Sports law hampered by poor governance
The predominant issue facing sports lawyers is a lack of governance in sporting organisations, both at the professional and grassroots level, according to a McInnes Wilson partner.
Sports lawyer Tim Fuller said there was a pressing need for clear rules and regulations around sports organisations’ leadership.
“I think the biggest area of concern that needs to be addressed is governance, including things such as composition of boards, director’s duties and responsibilities, processes and so forth,” he said.
While the government has extensive guidelines in place, Mr Fuller suggested governance was lacking at lower levels of sport.
“The statutory authorities such as the Australian Sports Commission have guidelines that all national sporting organisations should follow, but really that should filter down to the professional, semi-professional and even grassroots level,” he said.

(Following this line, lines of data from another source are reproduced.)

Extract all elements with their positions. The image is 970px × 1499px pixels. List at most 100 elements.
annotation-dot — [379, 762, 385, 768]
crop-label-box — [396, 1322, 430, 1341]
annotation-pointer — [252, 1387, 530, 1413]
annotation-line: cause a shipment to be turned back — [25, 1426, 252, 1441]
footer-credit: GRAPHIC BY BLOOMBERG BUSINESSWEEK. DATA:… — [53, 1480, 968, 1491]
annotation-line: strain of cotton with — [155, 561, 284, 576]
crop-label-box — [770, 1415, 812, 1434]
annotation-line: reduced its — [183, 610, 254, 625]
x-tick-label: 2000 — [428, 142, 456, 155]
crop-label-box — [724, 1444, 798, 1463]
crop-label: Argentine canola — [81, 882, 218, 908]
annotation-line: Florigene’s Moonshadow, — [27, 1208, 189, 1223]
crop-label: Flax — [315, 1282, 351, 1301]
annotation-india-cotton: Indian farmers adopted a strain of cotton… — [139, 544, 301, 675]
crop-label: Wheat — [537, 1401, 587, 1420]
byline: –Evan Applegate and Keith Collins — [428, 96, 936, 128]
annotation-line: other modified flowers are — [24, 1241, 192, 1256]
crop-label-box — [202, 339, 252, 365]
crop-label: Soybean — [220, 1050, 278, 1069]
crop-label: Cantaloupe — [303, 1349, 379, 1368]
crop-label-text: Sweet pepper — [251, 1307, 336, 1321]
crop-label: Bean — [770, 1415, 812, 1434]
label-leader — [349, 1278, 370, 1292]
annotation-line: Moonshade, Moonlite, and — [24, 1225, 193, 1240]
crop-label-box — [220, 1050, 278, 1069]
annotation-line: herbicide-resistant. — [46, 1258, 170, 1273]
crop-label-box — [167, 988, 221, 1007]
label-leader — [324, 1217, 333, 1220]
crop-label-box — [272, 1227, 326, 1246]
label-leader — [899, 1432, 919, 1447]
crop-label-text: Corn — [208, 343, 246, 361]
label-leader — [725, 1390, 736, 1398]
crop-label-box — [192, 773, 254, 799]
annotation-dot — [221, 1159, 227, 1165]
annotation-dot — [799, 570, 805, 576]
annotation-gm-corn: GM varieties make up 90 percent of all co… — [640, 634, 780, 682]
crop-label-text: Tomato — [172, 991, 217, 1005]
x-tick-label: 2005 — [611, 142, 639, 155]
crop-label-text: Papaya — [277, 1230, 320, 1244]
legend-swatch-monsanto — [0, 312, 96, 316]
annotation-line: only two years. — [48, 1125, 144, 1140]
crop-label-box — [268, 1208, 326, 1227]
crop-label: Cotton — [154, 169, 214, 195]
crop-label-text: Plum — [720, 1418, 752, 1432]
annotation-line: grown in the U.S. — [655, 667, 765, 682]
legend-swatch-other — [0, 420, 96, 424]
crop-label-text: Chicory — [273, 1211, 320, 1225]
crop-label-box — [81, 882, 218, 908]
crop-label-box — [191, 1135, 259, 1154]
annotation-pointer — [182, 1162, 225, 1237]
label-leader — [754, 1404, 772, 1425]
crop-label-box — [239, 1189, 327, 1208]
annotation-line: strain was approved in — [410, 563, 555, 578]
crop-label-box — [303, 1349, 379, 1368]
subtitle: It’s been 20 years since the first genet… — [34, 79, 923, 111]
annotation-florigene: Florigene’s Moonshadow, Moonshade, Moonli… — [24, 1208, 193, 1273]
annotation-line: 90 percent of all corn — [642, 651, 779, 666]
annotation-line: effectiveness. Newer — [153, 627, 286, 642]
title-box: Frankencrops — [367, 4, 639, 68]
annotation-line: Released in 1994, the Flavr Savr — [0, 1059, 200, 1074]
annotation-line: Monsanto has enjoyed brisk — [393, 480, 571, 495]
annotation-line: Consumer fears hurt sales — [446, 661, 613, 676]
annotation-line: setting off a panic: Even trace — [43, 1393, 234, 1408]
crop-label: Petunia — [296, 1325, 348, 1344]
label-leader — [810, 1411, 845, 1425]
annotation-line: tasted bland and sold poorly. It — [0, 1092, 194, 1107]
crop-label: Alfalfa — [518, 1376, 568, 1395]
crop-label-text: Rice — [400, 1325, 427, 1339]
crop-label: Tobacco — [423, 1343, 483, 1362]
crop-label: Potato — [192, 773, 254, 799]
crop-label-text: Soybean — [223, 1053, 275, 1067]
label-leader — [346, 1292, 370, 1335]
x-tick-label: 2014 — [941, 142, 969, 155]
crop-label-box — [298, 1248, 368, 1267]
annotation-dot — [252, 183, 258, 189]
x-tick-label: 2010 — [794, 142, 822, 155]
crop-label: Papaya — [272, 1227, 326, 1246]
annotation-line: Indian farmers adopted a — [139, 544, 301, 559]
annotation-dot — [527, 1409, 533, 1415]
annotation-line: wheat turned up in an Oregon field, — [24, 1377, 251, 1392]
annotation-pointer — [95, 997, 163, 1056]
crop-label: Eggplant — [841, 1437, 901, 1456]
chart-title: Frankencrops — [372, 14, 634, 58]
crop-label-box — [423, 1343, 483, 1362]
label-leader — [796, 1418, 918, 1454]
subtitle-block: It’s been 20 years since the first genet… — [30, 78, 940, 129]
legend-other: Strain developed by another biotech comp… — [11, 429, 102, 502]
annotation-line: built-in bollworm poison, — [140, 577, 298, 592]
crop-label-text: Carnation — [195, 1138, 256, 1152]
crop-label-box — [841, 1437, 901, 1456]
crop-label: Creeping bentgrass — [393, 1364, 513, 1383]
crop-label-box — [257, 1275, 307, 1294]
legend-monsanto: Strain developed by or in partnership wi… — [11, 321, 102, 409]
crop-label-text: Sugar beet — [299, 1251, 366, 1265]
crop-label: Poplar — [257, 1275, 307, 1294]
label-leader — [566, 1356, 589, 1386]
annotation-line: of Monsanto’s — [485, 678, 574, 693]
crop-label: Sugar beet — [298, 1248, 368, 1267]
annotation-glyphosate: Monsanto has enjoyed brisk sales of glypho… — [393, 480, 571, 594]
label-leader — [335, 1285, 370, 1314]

Relating to governance are also issues of conduct. “I’ve got no doubt that sport, if it wants to survive in the professional era, must have some strong processes in place to deal with misconduct,” Mr Fuller said.
Mr Fuller described the $10,000 fine given to tennis player Nick Kyrgios for his recent verbal outburst at opponent Stan Wawrinka as “unexplainable”.
“Sport has very strong powers to be able to take this sort of action [deregistering members], so for the ATP just to slap Kyrgios with a $10,000 fine for saying what he said is quite inexplicable,” he said.
In Mr Fuller’s opinion, lawyers working in sports law are able to work across a broad range of different sports since the organisational issues – such as contract agreements, dispute resolution and defamation – remain fairly similar.
However, he suggested it is also important to fundamentally understand the sport at hand.
“You can’t just apply a black-letter-law approach to a lot of the issues that pop up in a particular sport; you’ve got to fundamentally understand the sport and the systems and rules that accompany the sport,” he said.